Law trouva le régent bien préparé. D’Argenson proposait, et Dubois appuyait. Donc Law était seul contre trois. Qu’avait-il à faire ? Rien que de se retirer. Il les eût foudroyés de honte, leur laissant tout sur les épaules ; mais sans doute les deux fins renards lui firent entendre qu’en restant il ferait encore un grand bien, ralentirait la baisse que jamais, tant qu’on le verrait au timon des affaires, on ne perdrait cœur tout à fait. Du reste, qui avait amené cette triste nécessité ? Il fallait qu’il aidât à adoucir des maux dont il n’était pas innocent. Ledit fort insidieusement commençait par un hymne à la gloire du système : bon moyen pour faire croire que Law était auteur, rédacteur de cette pièce.
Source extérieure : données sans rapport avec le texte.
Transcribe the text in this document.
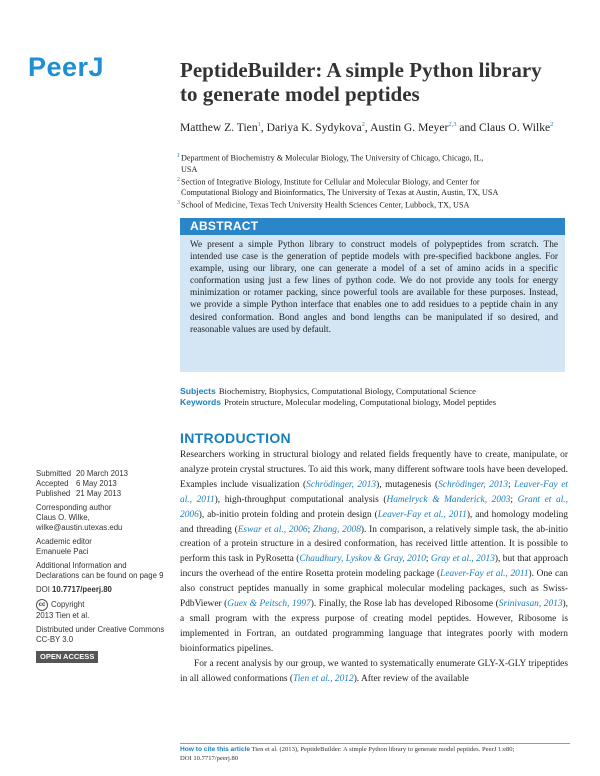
PeerJ	PeptideBuilder: A simple Python library
to generate model peptides
Matthew Z. Tien$^1$, Dariya K. Sydykova$^2$, Austin G. Meyer$^{2,3}$ and Claus O. Wilke$^2$
$^1$Department of Biochemistry & Molecular Biology, The University of Chicago, Chicago, IL,
USA
$^2$Section of Integrative Biology, Institute for Cellular and Molecular Biology, and Center for
Computational Biology and Bioinformatics, The University of Texas at Austin, Austin, TX, USA
$^3$School of Medicine, Texas Tech University Health Sciences Center, Lubbock, TX, USA
ABSTRACT
We present a simple Python library to construct models of polypeptides from scratch. The intended use case is the generation of peptide models with pre-specified backbone angles. For example, using our library, one can generate a model of a set of amino acids in a specific conformation using just a few lines of python code. We do not provide any tools for energy minimization or rotamer packing, since powerful tools are available for these purposes. Instead, we provide a simple Python interface that enables one to add residues to a peptide chain in any desired conformation. Bond angles and bond lengths can be manipulated if so desired, and reasonable values are used by default.
Subjects Biochemistry, Biophysics, Computational Biology, Computational Science
Keywords Protein structure, Molecular modeling, Computational biology, Model peptides
INTRODUCTION

Researchers working in structural biology and related fields frequently have to create, manipulate, or analyze protein crystal structures. To aid this work, many different software tools have been developed. Examples include visualization (Schrödinger, 2013), mutagenesis (Schrödinger, 2013; Leaver-Fay et al., 2011), high-throughput computational analysis (Hamelryck & Manderick, 2003; Grant et al., 2006), ab-initio protein folding and protein design (Leaver-Fay et al., 2011), and homology modeling and threading (Eswar et al., 2006; Zhang, 2008). In comparison, a relatively simple task, the ab-initio creation of a protein structure in a desired conformation, has received little attention. It is possible to perform this task in PyRosetta (Chaudhury, Lyskov & Gray, 2010; Gray et al., 2013), but that approach incurs the overhead of the entire Rosetta protein modeling package (Leaver-Fay et al., 2011). One can also construct peptides manually in some graphical molecular modeling packages, such as Swiss-PdbViewer (Guex & Peitsch, 1997). Finally, the Rose lab has developed Ribosome (Srinivasan, 2013), a small program with the express purpose of creating model peptides. However, Ribosome is implemented in Fortran, an outdated programming language that integrates poorly with modern bioinformatics pipelines.

For a recent analysis by our group, we wanted to systematically enumerate GLY-X-GLY tripeptides in all allowed conformations (Tien et al., 2012). After review of the available

Submitted 20 March 2013
Accepted 6 May 2013
Published 21 May 2013
Corresponding author
Claus O. Wilke,
wilke@austin.utexas.edu
Academic editor
Emanuele Paci
Additional Information and Declarations can be found on page 9
DOI 10.7717/peerj.80
cc Copyright
2013 Tien et al.
Distributed under Creative Commons CC-BY 3.0
OPEN ACCESS
How to cite this article Tien et al. (2013), PeptideBuilder: A simple Python library to generate model peptides. PeerJ 1:e80;
DOI 10.7717/peerj.80
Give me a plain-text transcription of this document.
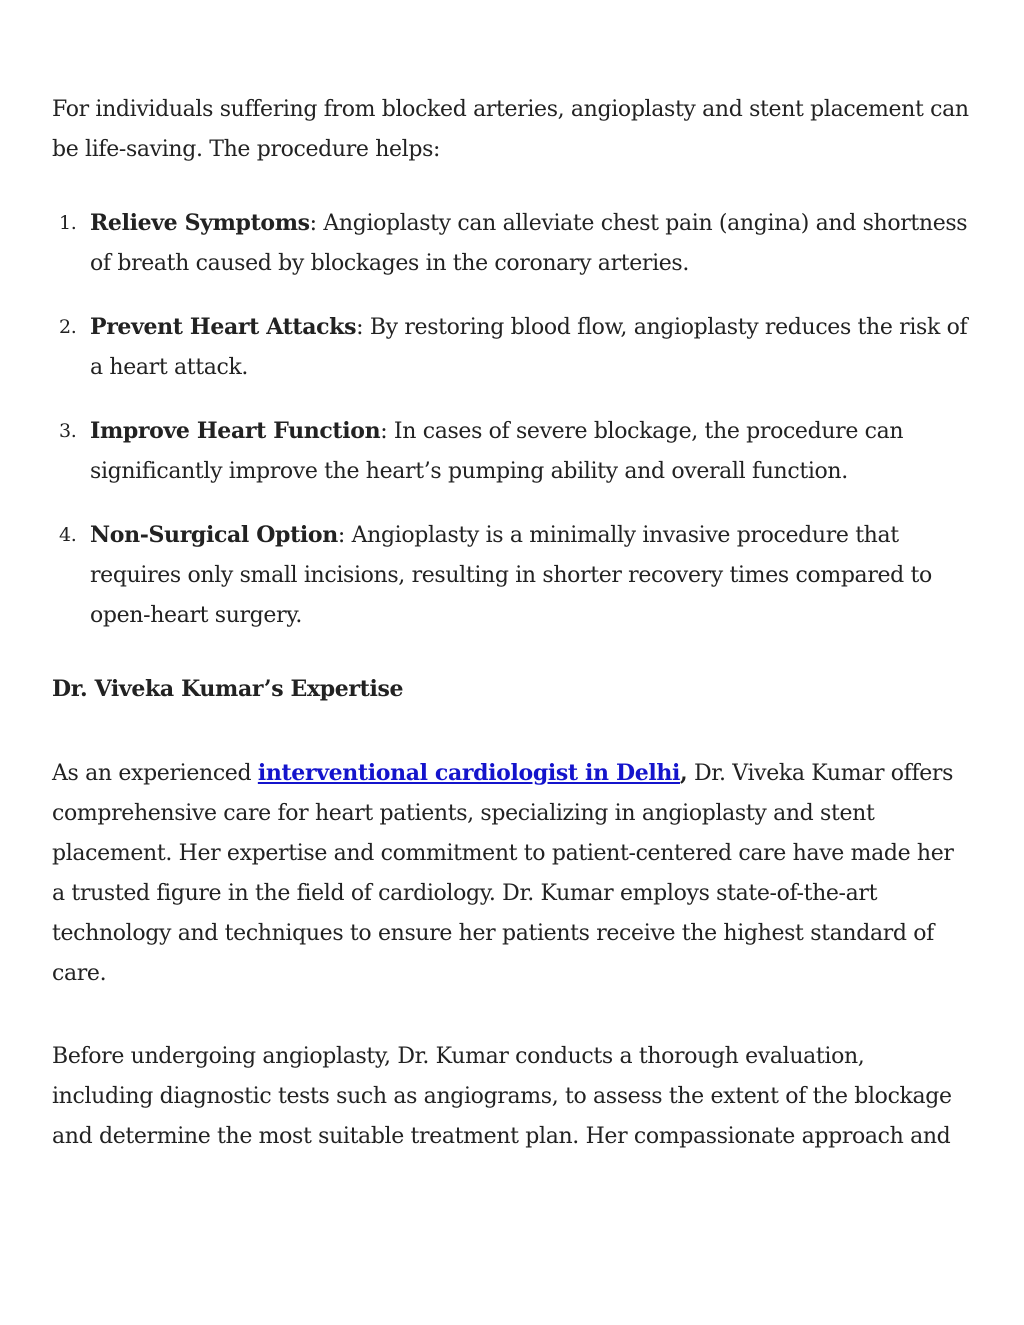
For individuals suffering from blocked arteries, angioplasty and stent placement can be life-saving. The procedure helps:

1. Relieve Symptoms: Angioplasty can alleviate chest pain (angina) and shortness of breath caused by blockages in the coronary arteries.
2. Prevent Heart Attacks: By restoring blood flow, angioplasty reduces the risk of a heart attack.
3. Improve Heart Function: In cases of severe blockage, the procedure can significantly improve the heart’s pumping ability and overall function.
4. Non-Surgical Option: Angioplasty is a minimally invasive procedure that requires only small incisions, resulting in shorter recovery times compared to open-heart surgery.
Dr. Viveka Kumar’s Expertise

As an experienced interventional cardiologist in Delhi, Dr. Viveka Kumar offers comprehensive care for heart patients, specializing in angioplasty and stent placement. Her expertise and commitment to patient-centered care have made her a trusted figure in the field of cardiology. Dr. Kumar employs state-of-the-art technology and techniques to ensure her patients receive the highest standard of care.

Before undergoing angioplasty, Dr. Kumar conducts a thorough evaluation, including diagnostic tests such as angiograms, to assess the extent of the blockage and determine the most suitable treatment plan. Her compassionate approach and
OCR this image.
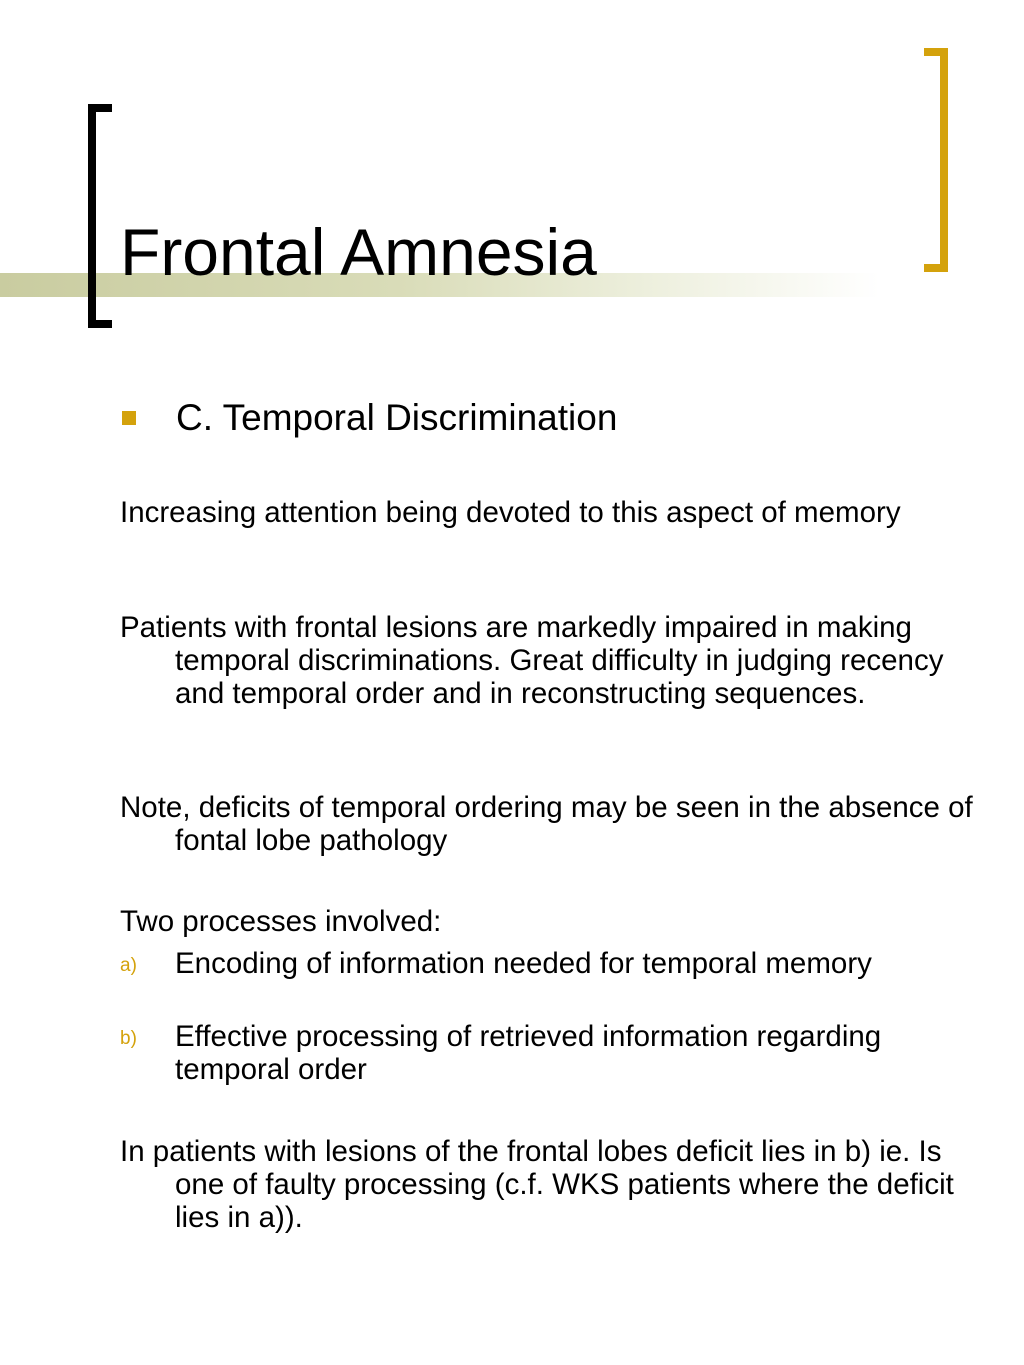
Frontal Amnesia
C. Temporal Discrimination
Increasing attention being devoted to this aspect of memory
Patients with frontal lesions are markedly impaired in making temporal discriminations. Great difficulty in judging recency and temporal order and in reconstructing sequences.
Note, deficits of temporal ordering may be seen in the absence of fontal lobe pathology
Two processes involved:
a) Encoding of information needed for temporal memory
b) Effective processing of retrieved information regarding temporal order
In patients with lesions of the frontal lobes deficit lies in b) ie. Is one of faulty processing (c.f. WKS patients where the deficit lies in a)).
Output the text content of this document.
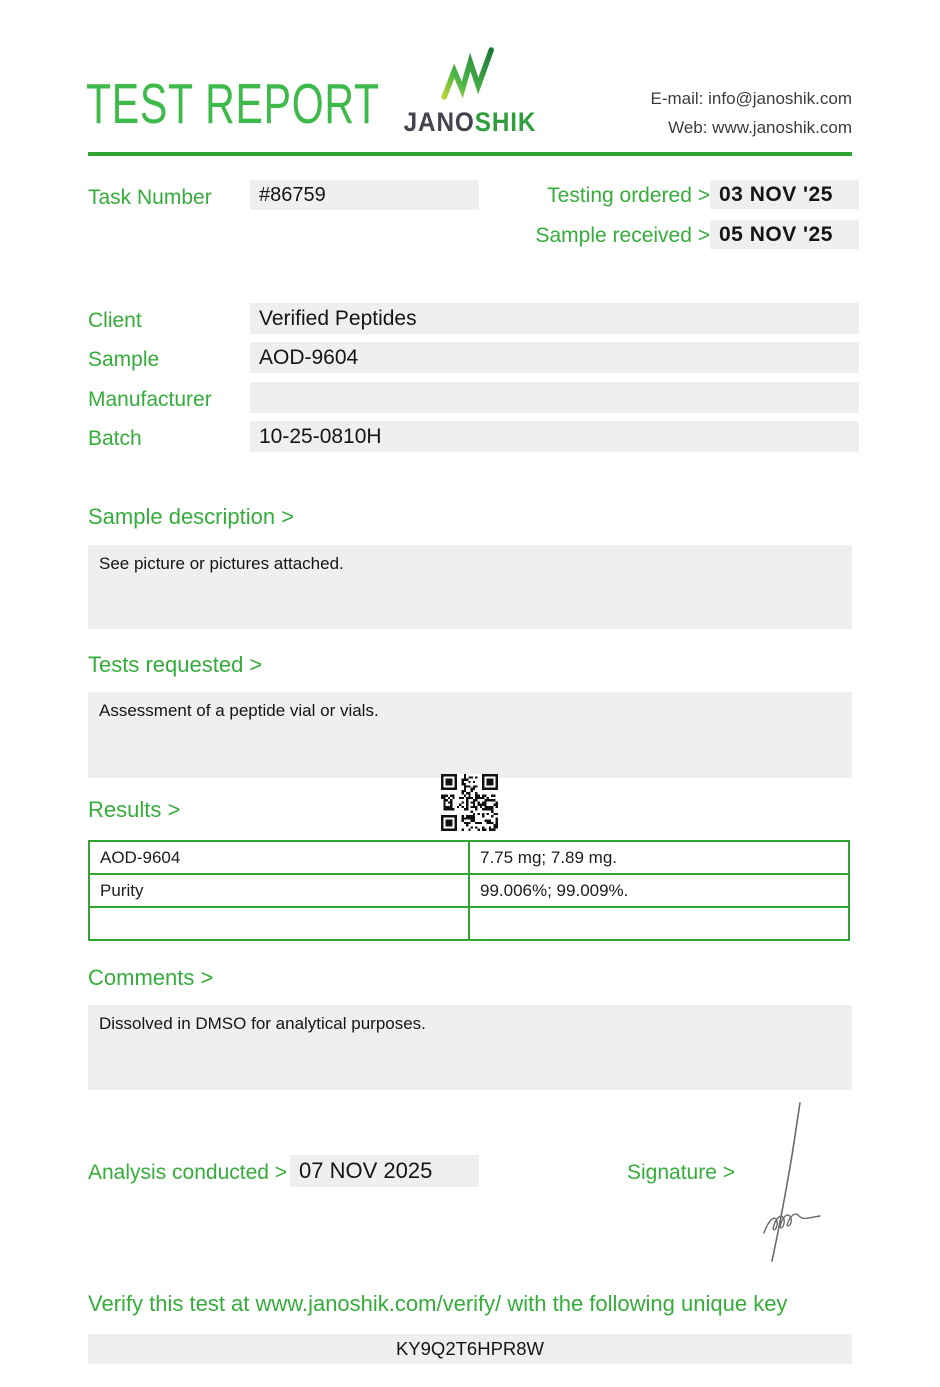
TEST REPORT JANOSHIK
E-mail: info@janoshik.com
Web: www.janoshik.com
Task Number	#86759	Testing ordered > 03 NOV '25
Sample received > 05 NOV '25
Client	Verified Peptides
Sample	AOD-9604
Manufacturer
Batch	10-25-0810H
Sample description >
See picture or pictures attached.
Tests requested >
Assessment of a peptide vial or vials.
Results >
AOD-9604	7.75 mg; 7.89 mg.
Purity	99.006%; 99.009%.

Comments >
Dissolved in DMSO for analytical purposes.
Analysis conducted > 07 NOV 2025	Signature >
Verify this test at www.janoshik.com/verify/ with the following unique key
KY9Q2T6HPR8W
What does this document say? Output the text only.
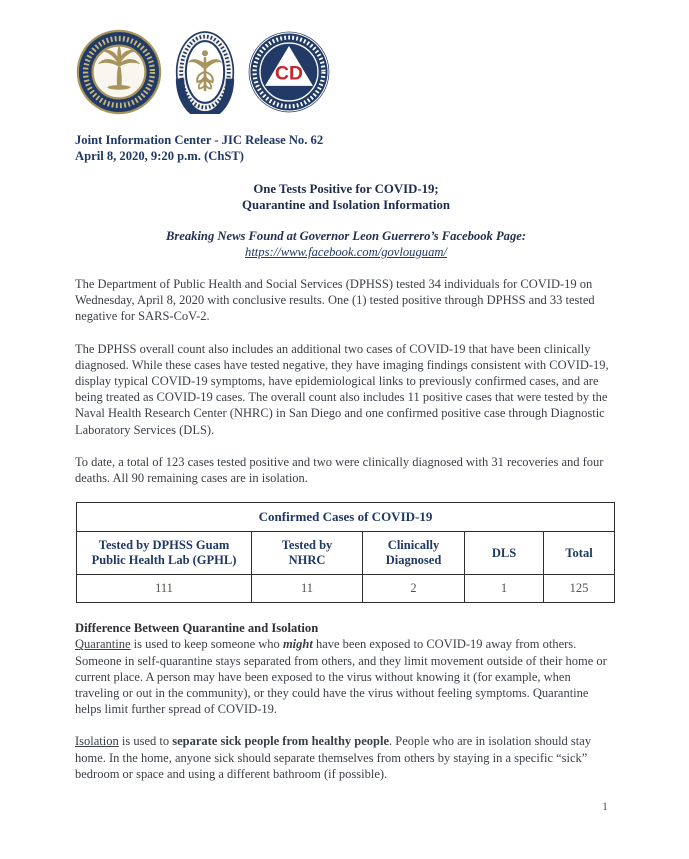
CD
Joint Information Center - JIC Release No. 62
April 8, 2020, 9:20 p.m. (ChST)
One Tests Positive for COVID-19;
Quarantine and Isolation Information
Breaking News Found at Governor Leon Guerrero’s Facebook Page:
https://www.facebook.com/govlouguam/

The Department of Public Health and Social Services (DPHSS) tested 34 individuals for COVID-19 on Wednesday, April 8, 2020 with conclusive results. One (1) tested positive through DPHSS and 33 tested negative for SARS-CoV-2.

The DPHSS overall count also includes an additional two cases of COVID-19 that have been clinically diagnosed. While these cases have tested negative, they have imaging findings consistent with COVID-19, display typical COVID-19 symptoms, have epidemiological links to previously confirmed cases, and are being treated as COVID-19 cases. The overall count also includes 11 positive cases that were tested by the Naval Health Research Center (NHRC) in San Diego and one confirmed positive case through Diagnostic Laboratory Services (DLS).

To date, a total of 123 cases tested positive and two were clinically diagnosed with 31 recoveries and four deaths. All 90 remaining cases are in isolation.

Confirmed Cases of COVID-19				
Tested by DPHSS Guam Public Health Lab (GPHL)	Tested by NHRC	Clinically Diagnosed	DLS	Total
111	11	2	1	125
Difference Between Quarantine and Isolation

Quarantine is used to keep someone who might have been exposed to COVID-19 away from others. Someone in self-quarantine stays separated from others, and they limit movement outside of their home or current place. A person may have been exposed to the virus without knowing it (for example, when traveling or out in the community), or they could have the virus without feeling symptoms. Quarantine helps limit further spread of COVID-19.

Isolation is used to separate sick people from healthy people. People who are in isolation should stay home. In the home, anyone sick should separate themselves from others by staying in a specific “sick” bedroom or space and using a different bathroom (if possible).

1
Ce fut exactement comme aux enlèvemens pour le Mississipi. On s’arrangea pour lui faire imputer ce qu’il refusait, ce qui le perdait. — Signerait-il ? Le régent pria, ordonna ; l’homme qui dès longtemps ne s’appartient plus et se sentait perdu signa son acte moratoire.

L’effet fut effrayant. Tous ces gens se virent ruinés. Ils crurent que l’édit produisait ce qu’il constatait seulement. Ce ne fut qu’un cri contre Law. À peu ne tint qu’on ne le mît en pièces. Le 25 mai, émeute ; on casse ses vitres à coups de pierres. Le régent eut pitié de lui ; il le prit, et, pour faire voir qu’il l’avouait de tout, il se montra le soir avec lui à l’Opéra en même loge.